Coupled changes in intermediate water ventilation and northeastern Brazil precipitation during the last glacial period

Previous studies have linked increased precipitation over northeastern Brazil to millennial-scale climate events, particularly Heinrich Stadials (HS), which are associated with increased freshwater input into the subpolar North Atlantic and weakening of the Atlantic Meridional Overturning Circulation (AMOC). During these intervals, reduced northward heat transport promotes a southward displacement of the Intertropical Convergence Zone, leading to enhanced precipitation over northeastern Brazil. While the atmospheric response to AMOC variability during HS is relatively well documented, the variability of ocean circulation at intermediate depths, especially in the western equatorial Atlantic (WEA), remains poorly constrained.

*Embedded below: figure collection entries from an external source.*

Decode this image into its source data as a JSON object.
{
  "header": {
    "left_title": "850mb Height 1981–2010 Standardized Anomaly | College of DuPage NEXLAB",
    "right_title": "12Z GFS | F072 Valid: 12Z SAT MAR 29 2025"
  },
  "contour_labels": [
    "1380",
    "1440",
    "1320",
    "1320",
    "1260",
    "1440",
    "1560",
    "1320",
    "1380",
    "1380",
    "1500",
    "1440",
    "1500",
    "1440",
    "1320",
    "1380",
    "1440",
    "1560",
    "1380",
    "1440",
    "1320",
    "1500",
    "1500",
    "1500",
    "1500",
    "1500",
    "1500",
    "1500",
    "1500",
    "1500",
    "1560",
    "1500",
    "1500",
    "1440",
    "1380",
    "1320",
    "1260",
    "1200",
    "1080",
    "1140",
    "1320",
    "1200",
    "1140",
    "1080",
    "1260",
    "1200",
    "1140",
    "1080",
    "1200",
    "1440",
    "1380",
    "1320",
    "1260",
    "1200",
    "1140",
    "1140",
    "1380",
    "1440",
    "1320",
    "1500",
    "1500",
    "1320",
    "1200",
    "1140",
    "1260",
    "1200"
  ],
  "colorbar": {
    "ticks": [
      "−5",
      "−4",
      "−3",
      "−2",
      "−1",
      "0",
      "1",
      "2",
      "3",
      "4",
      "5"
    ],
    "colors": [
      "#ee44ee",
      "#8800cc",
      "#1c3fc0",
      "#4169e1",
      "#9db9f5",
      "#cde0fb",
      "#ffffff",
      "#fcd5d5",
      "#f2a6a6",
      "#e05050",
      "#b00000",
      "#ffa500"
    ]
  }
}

Here, we reconstruct intermediate depth circulation and northeastern Brazil climate over the last glacial period (i.e., the last 35 ka) using marine sediment core MD23-3670Q (1ºS 43ºW; 1,357 mbsl) from the WEA. Stable carbon isotopes (δ¹³C) were measured in epibenthic (i.e., Cibicidoides pachyderma, C. lobatulus, C. incrassatus) and endobenthic (i.e., Uvigerina peregrina, Globobulimina affinis) foraminiferal species at a minimum resolution of 4 cm as a proxy for ventilation and carbon cycle. X-ray fluorescence (XRF) scanning performed every 1 cm provided proxies for redox conditions (i.e., ln(Mn/Ti)) and continental input (i.e., ln(Ti/Ca)).

Negative δ¹³C excursions in epibenthic foraminifera during the Younger Dryas and HS 1, 2, and 3 suggest the accumulation of respired carbon at intermediate depths in the WEA. This interpretation is supported by the low input of terrestrial and marine organic matter to the bottom of the ocean, inferred from the small δ¹³C gradient between C. pachyderma and U. peregrina. In addition, neodymium isotope records from nearby core indicate only minor changes in intermediate water mass provenance throughout the last glacial period, suggesting the persistent predominance of southern sourced waters at our site. Negative C. pachyderma δ¹³C excursions, together with reduced ln(Mn/Ti) values during HS, indicate decreased oxygen penetration in the sediments due to a combination of reduced intermediate depth ventilation and increased sedimentation rates. A reduced δ¹³C gradient between C. pachyderma and G. affinis further suggests a shallower redox boundary during HS, corroborating the reduced oxygen penetration into the bottom sediments. The close correspondence between our ventilation proxies and millennial-scale variations in ln(Ti/Ca) provides evidence for ocean-atmosphere coupling between reduced intermediate water ventilation in the WEA and enhanced precipitation over northeastern Brazil, driven by changes in the AMOC strength over the last 35 ka.